46. Hari Bersejarah [END]

.
.

Last chapter

.
.

Saat matahari telah menghangatkan bumi dan awan putih melengkapi indahnya biru di langit, bersama itu pula senyum cerah Giselle mengembang.

Mengenakan gaun polos berwarna putih menjuntai hingga menyapu lantai, tule tipis berwarna senada yang menutupi wajah sang hawa dengan mahkota berlapiskan tiara milik Putri Tyana, rambut digelung ke atas, dan riasan natural ala kerajaan; tentu saja Giselle terlihat menakjubkan.

Dan di hari besarnya ini, di depan cermin yang menampilkan dirinya dalam balutan gaun milik Daniel, Giselle kembali terngiang pada perkataan desainer itu tentang mahkota. Sekali lagi, sang puan tak dapat menyangka bahwa hari ini akan datang dan ia telah mengenakan mahkota tiara yang menjadi dambaan seluruh wanita.

"Ini ... sempurna, Daniel," puji Giselle seraya memandang dirinya dengan mata yang berbinar.

Daniel yang berdiri di belakang Giselle pun mengangguk pelan. "Terima kasih atas pujian tak terhingga darimu, Yang Mulia."

Tok... tok... tok...

Kepala Hugo pun menyembul dari sela pintu. "Sudah siap?"
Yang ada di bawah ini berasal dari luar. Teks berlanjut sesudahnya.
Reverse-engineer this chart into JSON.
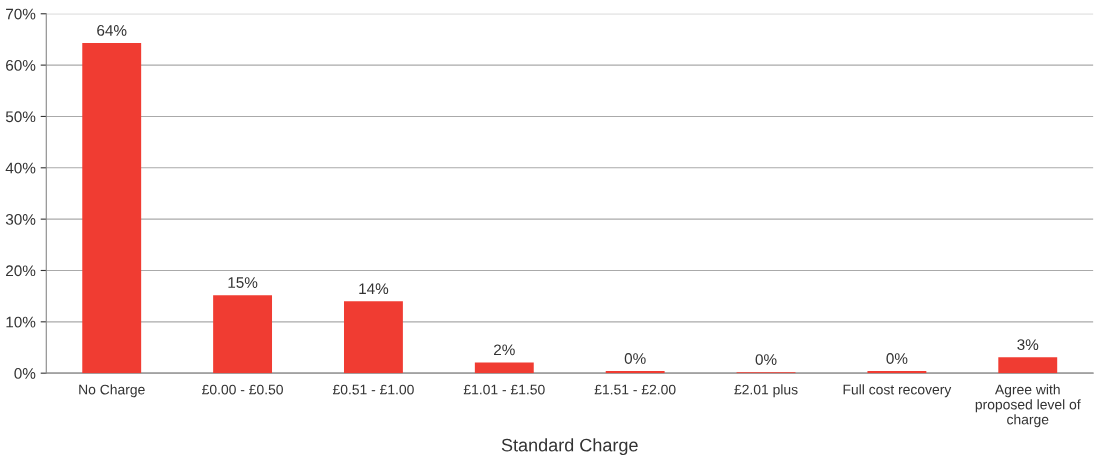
{
  "chart_data": {
    "type": "bar",
    "xlabel": "Standard Charge",
    "categories": [
      "No Charge",
      "£0.00 - £0.50",
      "£0.51 - £1.00",
      "£1.01 - £1.50",
      "£1.51 - £2.00",
      "£2.01 plus",
      "Full cost recovery",
      "Agree with\nproposed level of\ncharge"
    ],
    "values": [
      64.3,
      15.2,
      14.0,
      2.1,
      0.4,
      0.2,
      0.4,
      3.1
    ],
    "value_labels": [
      "64%",
      "15%",
      "14%",
      "2%",
      "0%",
      "0%",
      "0%",
      "3%"
    ],
    "color": "#f03c32",
    "ylim": [
      0,
      70
    ],
    "yticks": [
      {
        "value": 0,
        "label": "0%"
      },
      {
        "value": 10,
        "label": "10%"
      },
      {
        "value": 20,
        "label": "20%"
      },
      {
        "value": 30,
        "label": "30%"
      },
      {
        "value": 40,
        "label": "40%"
      },
      {
        "value": 50,
        "label": "50%"
      },
      {
        "value": 60,
        "label": "60%"
      },
      {
        "value": 70,
        "label": "70%"
      }
    ],
    "grid": "y",
    "legend": false
  }
}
Giselle dan seluruh penghuni ruangan pun seketika berbalik pada sang empunya suara. "Ah, apakah Kakak yang akan mengantarku?"

"Jelas saja itu adalah ayah."

Giselle sontak menjatuhkan kedua bahu, lalu tersenyum kembali. "Ah, aku pikir bukan ayah." Mendengar itu, Hugo menggeleng pelan dan menyunggingkan senyum yang tak kalah manisnya.
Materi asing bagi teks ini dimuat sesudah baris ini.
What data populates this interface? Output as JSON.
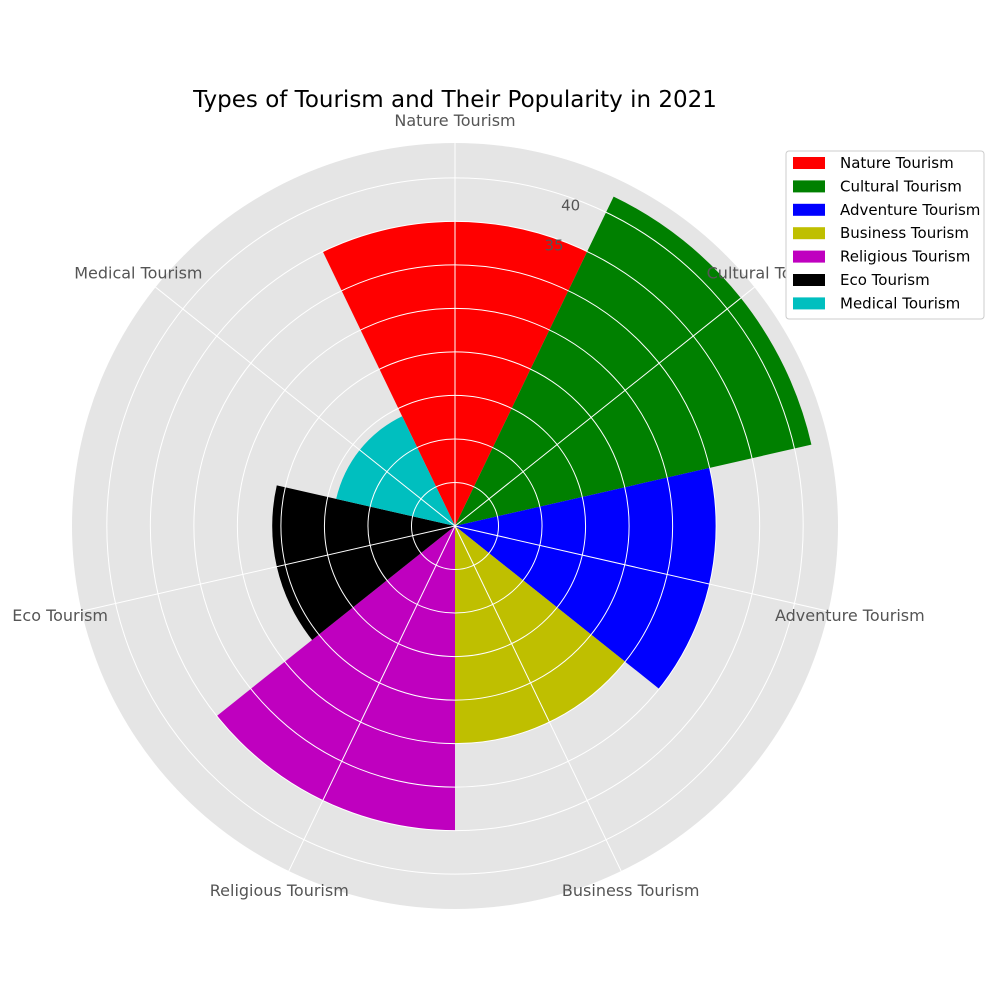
{
  "chart_data": {
    "type": "polar-bar",
    "title": "Types of Tourism and Their Popularity in 2021",
    "categories": [
      "Nature Tourism",
      "Cultural Tourism",
      "Adventure Tourism",
      "Business Tourism",
      "Religious Tourism",
      "Eco Tourism",
      "Medical Tourism"
    ],
    "values": [
      35,
      42,
      30,
      25,
      35,
      21,
      14
    ],
    "colors": [
      "#ff0000",
      "#008000",
      "#0000ff",
      "#bfbf00",
      "#bf00bf",
      "#000000",
      "#00bfbf"
    ],
    "radial_ticks": [
      "35",
      "40"
    ],
    "radial_tick_values": [
      35,
      40
    ],
    "rlim": [
      0,
      44
    ],
    "grid": true,
    "background": "#e5e5e5",
    "legend": {
      "placement": "top-right",
      "entries": [
        "Nature Tourism",
        "Cultural Tourism",
        "Adventure Tourism",
        "Business Tourism",
        "Religious Tourism",
        "Eco Tourism",
        "Medical Tourism"
      ]
    }
  }
}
Segera, Giselle pun melangkah keluar dari kamarnya di Istana West menuju lantai satu untuk bertemu dengan keluarga. Setelah itu, mereka akhirnya melanjutkan perjalanan menuju gedung pernikahan untuk para anggota kerajaan yang berjarak sekitar 20 menit dari Istana West.
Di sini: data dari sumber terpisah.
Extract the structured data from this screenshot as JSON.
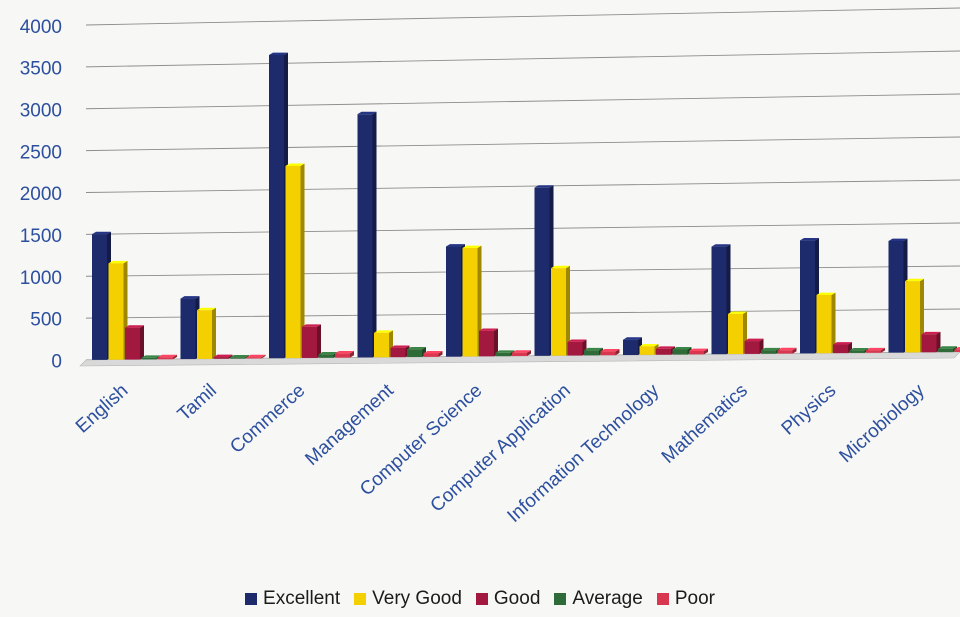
{
  "chart_data": {
    "type": "bar",
    "title": "",
    "xlabel": "",
    "ylabel": "",
    "ylim": [
      0,
      4000
    ],
    "yticks": [
      0,
      500,
      1000,
      1500,
      2000,
      2500,
      3000,
      3500,
      4000
    ],
    "grid": true,
    "legend_position": "bottom",
    "categories": [
      "English",
      "Tamil",
      "Commerce",
      "Management",
      "Computer Science",
      "Computer Application",
      "Information Technology",
      "Mathematics",
      "Physics",
      "Microbiology"
    ],
    "series": [
      {
        "name": "Excellent",
        "color": "#1d2a6b",
        "values": [
          1500,
          720,
          3600,
          2880,
          1300,
          1980,
          180,
          1260,
          1320,
          1300
        ]
      },
      {
        "name": "Very Good",
        "color": "#f5d000",
        "values": [
          1150,
          580,
          2280,
          290,
          1280,
          1030,
          100,
          470,
          680,
          830
        ]
      },
      {
        "name": "Good",
        "color": "#a3183f",
        "values": [
          380,
          20,
          370,
          110,
          300,
          160,
          70,
          150,
          100,
          210
        ]
      },
      {
        "name": "Average",
        "color": "#2f6b38",
        "values": [
          20,
          15,
          40,
          90,
          40,
          60,
          60,
          40,
          30,
          40
        ]
      },
      {
        "name": "Poor",
        "color": "#d9374f",
        "values": [
          25,
          15,
          50,
          40,
          40,
          45,
          40,
          40,
          30,
          30
        ]
      }
    ]
  }
}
Seluruh mobil keluarga Giselle --kecuali sang ayah-- melewati gerbang samping dan berjalan terlebih dahulu. Setelah lebih dari 10 menit, satu tangan Giselle yang memegang tangan Hendrick dengan erat dan dingin itu pun melangkah masuk ke mobil terakhir. Sedangkan satu tangan sang putri terlihat memegang buket bunga. Tampak jelas raut wajah tegang dan gugup, namun sebisa mungkin keduanya menyembunyikan dibalik senyum.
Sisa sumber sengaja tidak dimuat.